Devotional

Asking to Be Taught

Psalm 25:4–5 (ESV)

Scripture

Psalm 25:4–5 (ESV)

Reflection

David is not asking for an outcome. He is asking to be taught.

That is a different posture than most leaders bring to their pursuit of clarity. The default is to seek answers, to find the right direction, to land on the correct decision. David's request goes deeper. He wants to know the ways. He wants to be taught the paths. He is not asking God to confirm what he has already decided. He is asking to be shaped by what God knows.

The waiting in verse five is not passive resignation. It is the active posture of someone who has chosen not to move ahead of what they have been given. For leaders who operate under constant pressure to decide and move, that posture is genuinely difficult to maintain.

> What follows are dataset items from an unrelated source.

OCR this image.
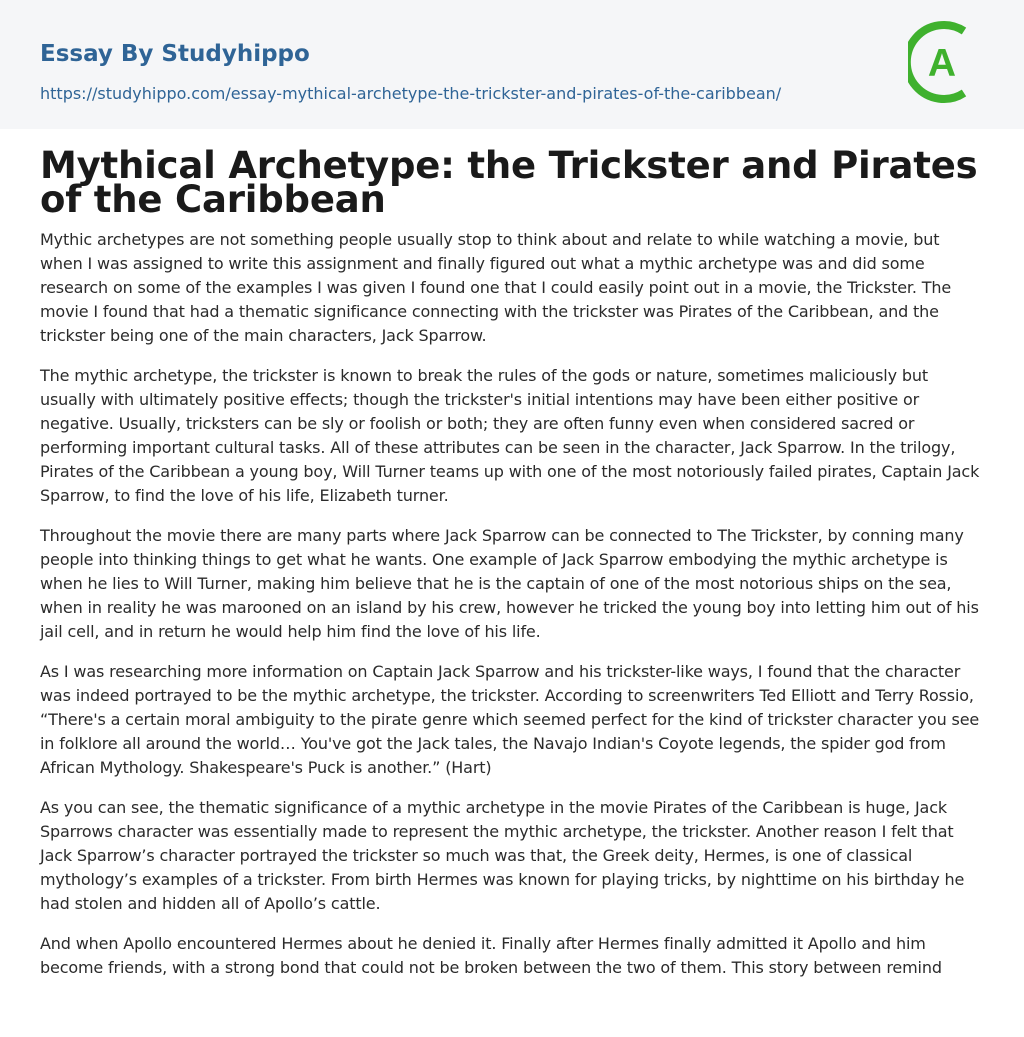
Essay By Studyhippo
https://studyhippo.com/essay-mythical-archetype-the-trickster-and-pirates-of-the-caribbean/
A
Mythical Archetype: the Trickster and Pirates of the Caribbean

Mythic archetypes are not something people usually stop to think about and relate to while watching a movie, but when I was assigned to write this assignment and finally figured out what a mythic archetype was and did some research on some of the examples I was given I found one that I could easily point out in a movie, the Trickster. The movie I found that had a thematic significance connecting with the trickster was Pirates of the Caribbean, and the trickster being one of the main characters, Jack Sparrow.

The mythic archetype, the trickster is known to break the rules of the gods or nature, sometimes maliciously but usually with ultimately positive effects; though the trickster's initial intentions may have been either positive or negative. Usually, tricksters can be sly or foolish or both; they are often funny even when considered sacred or performing important cultural tasks. All of these attributes can be seen in the character, Jack Sparrow. In the trilogy, Pirates of the Caribbean a young boy, Will Turner teams up with one of the most notoriously failed pirates, Captain Jack Sparrow, to find the love of his life, Elizabeth turner.

Throughout the movie there are many parts where Jack Sparrow can be connected to The Trickster, by conning many people into thinking things to get what he wants. One example of Jack Sparrow embodying the mythic archetype is when he lies to Will Turner, making him believe that he is the captain of one of the most notorious ships on the sea, when in reality he was marooned on an island by his crew, however he tricked the young boy into letting him out of his jail cell, and in return he would help him find the love of his life.

As I was researching more information on Captain Jack Sparrow and his trickster-like ways, I found that the character was indeed portrayed to be the mythic archetype, the trickster. According to screenwriters Ted Elliott and Terry Rossio, “There's a certain moral ambiguity to the pirate genre which seemed perfect for the kind of trickster character you see in folklore all around the world… You've got the Jack tales, the Navajo Indian's Coyote legends, the spider god from African Mythology. Shakespeare's Puck is another.” (Hart)

As you can see, the thematic significance of a mythic archetype in the movie Pirates of the Caribbean is huge, Jack Sparrows character was essentially made to represent the mythic archetype, the trickster. Another reason I felt that Jack Sparrow’s character portrayed the trickster so much was that, the Greek deity, Hermes, is one of classical mythology’s examples of a trickster. From birth Hermes was known for playing tricks, by nighttime on his birthday he had stolen and hidden all of Apollo’s cattle.

And when Apollo encountered Hermes about he denied it. Finally after Hermes finally admitted it Apollo and him become friends, with a strong bond that could not be broken between the two of them. This story between remind
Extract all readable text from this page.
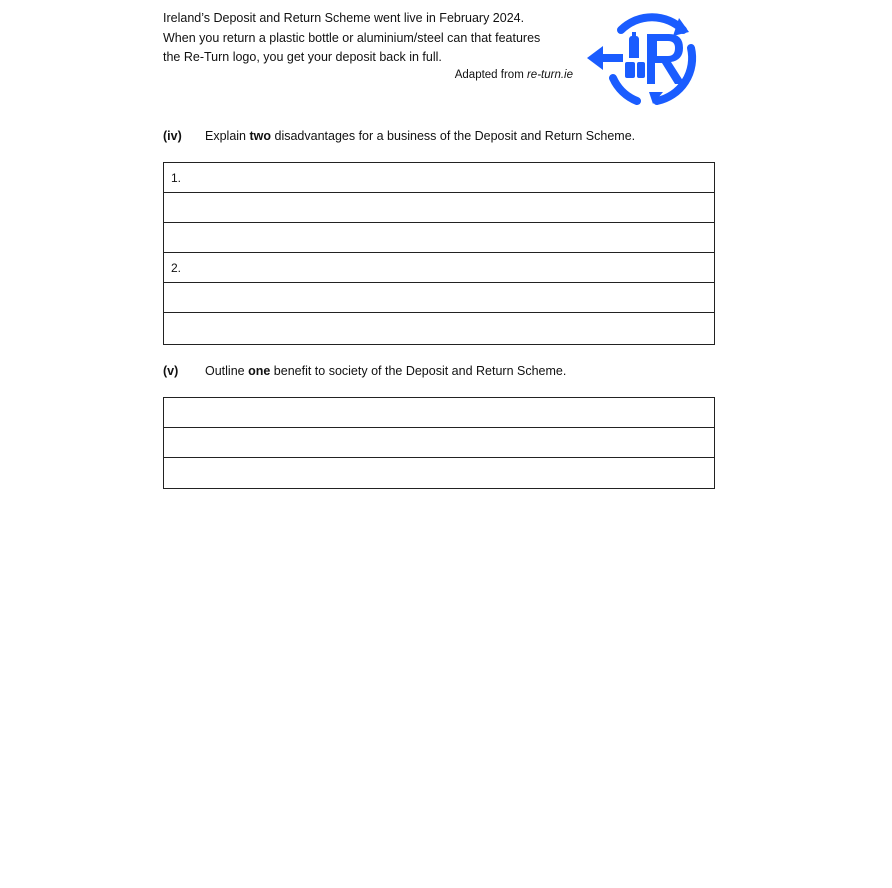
Ireland’s Deposit and Return Scheme went live in February 2024.

When you return a plastic bottle or aluminium/steel can that features

the Re-Turn logo, you get your deposit back in full.

Adapted from re-turn.ie
(iv) Explain two disadvantages for a business of the Deposit and Return Scheme.
1.
2.
(v) Outline one benefit to society of the Deposit and Return Scheme.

Clarity pursued through this kind of asking is slower than analysis. It is also more reliable. It produces leaders who know the way rather than leaders who simply found an answer.

Practical Application

  • Identify where you are seeking answers rather than asking to be taught.
  • Bring a current leadership challenge to God with the posture of a student, not a strategist.
  • Practice waiting before moving, even when the pressure to decide is high.

Takeaways

  • Asking to be taught is a different and deeper posture than seeking answers.
  • Clarity pursued through genuine waiting produces leaders who know the way, not just leaders who found an answer.

Closing Thought

The leader who asks to be taught will eventually know the path. The one who only seeks answers will keep looking for the next one.